Bitcoin as an investment

May 17, 2022 | Robert Thomson


Bitcoin is not a currency, nor is it even an asset.... at some point it will go to zero or close to it. The Achilles heel for Bitcoin is the environmental problem.

I am frequently asked about my thoughts on Bitcoin. Usually our discussion includes me explaining that when you invest you need two things: a) a good story and b) compelling valuation. When it comes to Bitcoin, there’s definitely an interesting story, but when it comes to valuation, it doesn’t make sense. This isn’t to say that people can’t make money on it, but it’s not investing, and in the long run in situations like these, they will almost always lose.


Recently, Veritas, which is an independent investment research company, hosted an interview with Bob Seeman, managing Partner at Cybercurb in which they discussed Bitcoin as an investment. Bob is an attorney, electrical engineer and entrepreneur. He has authored multiple books on Bitcoin, crypto-currency and Ransomware.

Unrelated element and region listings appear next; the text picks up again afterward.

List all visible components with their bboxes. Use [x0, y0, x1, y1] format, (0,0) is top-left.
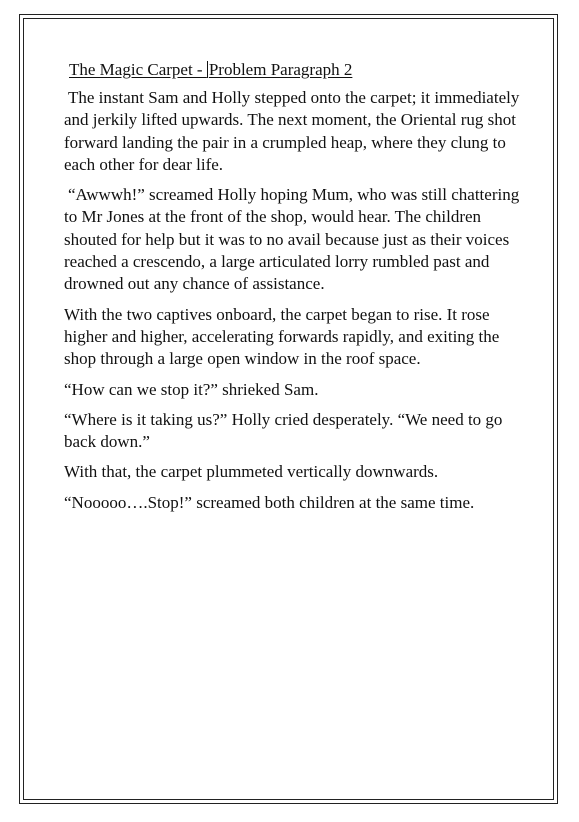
- paragraph-1: The instant Sam and Holly stepped onto the carpet; it immediately and jerkily lifted upwards. The next moment, the Oriental rug shot forward landing the pair in a crumpled heap, where they clung to each other for dear life.: [64, 88, 520, 174]
- paragraph-5: “Where is it taking us?” Holly cried desperately. “We need to go back down.”: [64, 409, 503, 452]
- document-title[interactable]: [69, 59, 524, 81]
- document-body[interactable]: [64, 59, 524, 522]
- text-cursor: [207, 61, 208, 78]
- paragraph-2: “Awwwh!” screamed Holly hoping Mum, who was still chattering to Mr Jones at the front of the shop, would hear. The children shouted for help but it was to no avail because just as their voices reached a crescendo, a large articulated lorry rumbled past and drowned out any chance of assistance.: [64, 185, 520, 294]
- paragraph-7: “Nooooo….Stop!” screamed both children at the same time.: [64, 492, 475, 512]
- paragraph-3: With the two captives onboard, the carpet began to rise. It rose higher and higher, accelerating forwards rapidly, and exiting the shop through a large open window in the roof space.: [64, 304, 500, 369]
- paragraph-4: “How can we stop it?” shrieked Sam.: [64, 379, 319, 399]
- title-part-1: The Magic Carpet -: [69, 60, 207, 79]
- paragraph-6: With that, the carpet plummeted vertically downwards.: [64, 462, 439, 482]
- title-part-2: Problem Paragraph 2: [208, 60, 353, 79]
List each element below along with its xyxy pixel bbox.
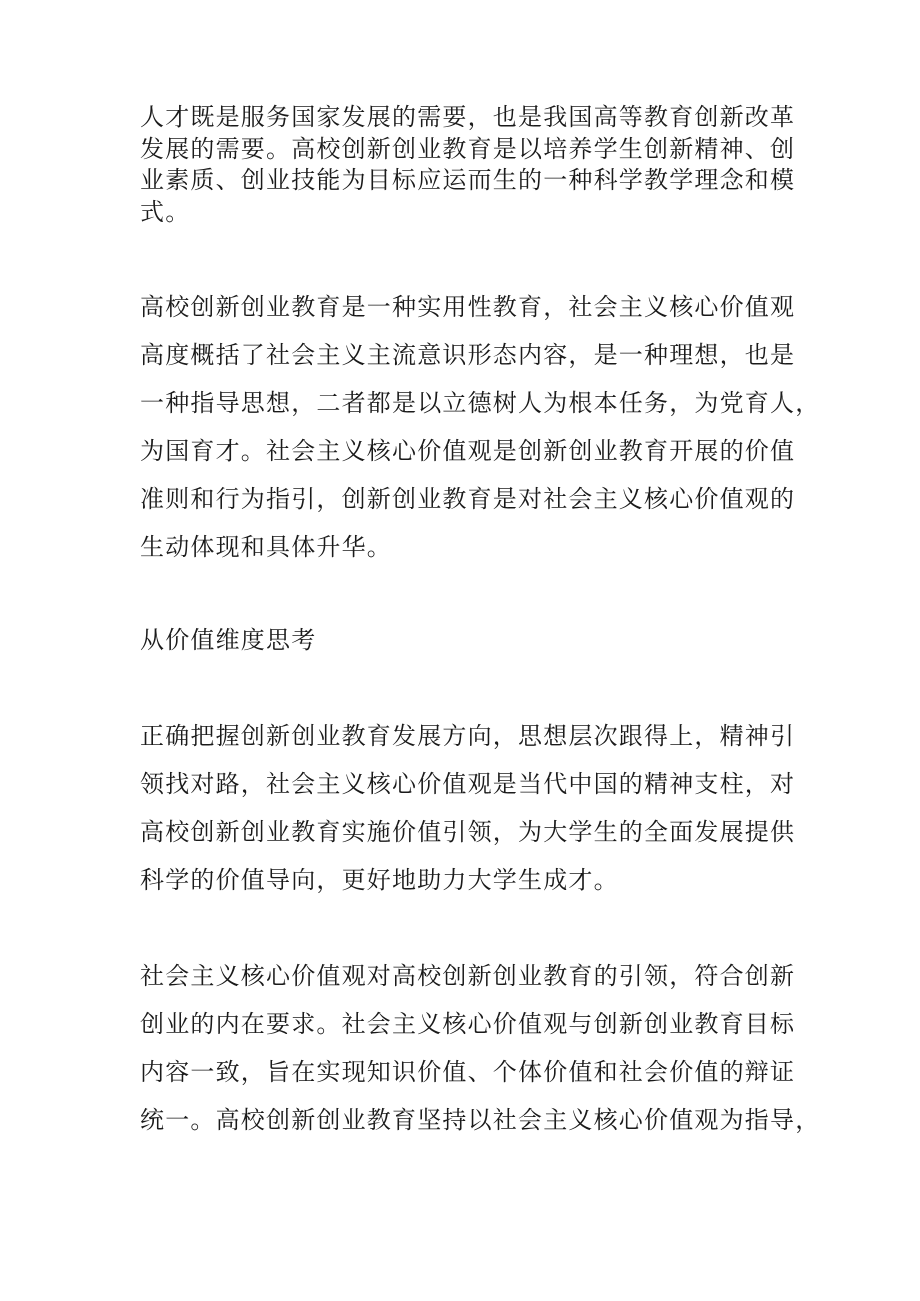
text-line: 一种指导思想，二者都是以立德树人为根本任务，为党育人， [140, 389, 821, 417]
text-line: 为国育才。社会主义核心价值观是创新创业教育开展的价值 [140, 437, 796, 465]
text-line: 领找对路，社会主义核心价值观是当代中国的精神支柱，对 [140, 770, 796, 798]
paragraph-talent-need [140, 102, 796, 228]
paragraph-direction [140, 712, 796, 904]
section-heading [140, 616, 790, 664]
paragraph-practical-education [140, 283, 821, 571]
text-line: 科学的价值导向，更好地助力大学生成才。 [140, 866, 619, 894]
text-line: 高度概括了社会主义主流意识形态内容，是一种理想，也是 [140, 341, 796, 369]
text-line: 创业的内在要求。社会主义核心价值观与创新创业教育目标 [140, 1010, 796, 1038]
text-line: 发展的需要。高校创新创业教育是以培养学生创新精神、创 [140, 134, 796, 163]
text-line: 生动体现和具体升华。 [140, 533, 392, 561]
text-line: 社会主义核心价值观对高校创新创业教育的引领，符合创新 [140, 962, 796, 990]
text-line: 内容一致，旨在实现知识价值、个体价值和社会价值的辩证 [140, 1058, 796, 1086]
text-line: 人才既是服务国家发展的需要，也是我国高等教育创新改革 [140, 103, 796, 131]
paragraph-guidance [140, 952, 821, 1144]
text-line: 统一。高校创新创业教育坚持以社会主义核心价值观为指导， [140, 1106, 821, 1134]
text-line: 正确把握创新创业教育发展方向，思想层次跟得上，精神引 [140, 722, 796, 750]
text-line: 高校创新创业教育是一种实用性教育，社会主义核心价值观 [140, 293, 796, 321]
heading-text: 从价值维度思考 [140, 626, 317, 654]
text-line: 业素质、创业技能为目标应运而生的一种科学教学理念和模 [140, 166, 796, 194]
text-line: 高校创新创业教育实施价值引领，为大学生的全面发展提供 [140, 818, 796, 846]
text-line: 准则和行为指引，创新创业教育是对社会主义核心价值观的 [140, 485, 796, 513]
text-line: 式。 [140, 197, 191, 226]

I want to stress, I am not an expert on Bitcoin or crypto-currency. I have had it explained to me and have something of a general knowledge of it, but still find the details difficult to explain to others. I am however a professional investor, and as Bob Seeman points out, knowing how something works is irrelevant for the purpose of investing in it. We have never recommended investing in Bitcoin.


I cannot provide you with the interview as we are not permitted to rebroadcast it, however I thought I would share the notes on Bob Seeman’s opinion.


According to Bob:

  • It’s gambling, and it’s the volatility that is exciting.
  • Bitcoin is not a currency, nor is it even an asset. People are not using it as a medium of exchange. People buy bitcoin in order to sell it at a future point. Over 99.7% of transactions are for market trades. A true currency is overwhelmingly used for the purchase of goods and services.
  • What happens to your money when you buy Bitcoin? You are not investing, you are just cashing someone else out.
  • Bitcoin doesn’t produce a cash flow, or anything at all really, and the price clearly doesn’t reflect its utility (it’s use). This illustrates Bitcoin’s value being a bubble.
  • El Salvador tried to use bitcoin as a currency to avoid inflation, and failed. The Government forced businesses to accept bitcoin as a currency. They even opened up accounts for every person and gave them $30 of bitcoin to start. Virtually all residents took the bitcoin and immediately converted it to USD.
  • Some people in Ukraine right now are being paid in Bitcoin because the banking system has broken down, but they are not spending it. And when the banking system returns, it is most likely they will exchange it and use a different currency to transact.
  • There are more illegal transactions than legal.
  • 0.15% of all transactions are for the purchase of illegal goods and services, which doesn’t sound like much, but remember: over 99.7% of transactions are market trades. So that leaves less than 0.3% of the transactions for goods or services of which 0.15 are illegal. This is a threat, as there is an incentive for future government regulation.
  • Over 40% of bitcoin is held by 100,000 people.
  • Over 20% is held by 1000 people.
  • There is no oversight or disclosure requirements, or regulation and he contends the price is being manipulated regularly because of this and the high concentration in a few hands.
  • The SEC has been hinting that bitcoin is not a security and recently doubled the size of its crypto enforcement team. This will add pressure to deflate the bubble.
  • There is no evidence that it is correlated to market fluctuations (positive or negative) so it is not a hedge. It has acted inconsistently to market volatility
  • A Bank of Canada study that was recently done on purchasers of bitcoin and determined that on average they are retail investors (non-professionals) who have a good understanding of technology, block-chain and crypto currency, but they are financially illiterate. That is not a good combination. Knowing how something works does not assist you in investing. You do not need to know how a car works to buy a car, use a car or understand it’s value.
  • At a value of $40,000, 55% of investors in Bitcoin are currently underwater (in a loss)
  • At $35K, 75% of investors will be underwater.
  • Many Central banks around the world are working on their own crypto-currency. This is a threat to its future.

His main point, or threat was the following:

He feels that this will at some point go to zero or close to it. The Achilles heel for Bitcoin is the environmental problem. Just to run the bitcoin network alone takes 0.67% of global electricity production- same as the Netherlands or Sweden uses.

The public cloud uses 1.0% of global electricity- that’s in essence all our e-commerce and internet usage. Greenpeace has stopped accepting donations in it, and has begun lobbying for the ban of Bitcoin. A movement is starting to gain traction, and we are seeing governments begin to move in this direction.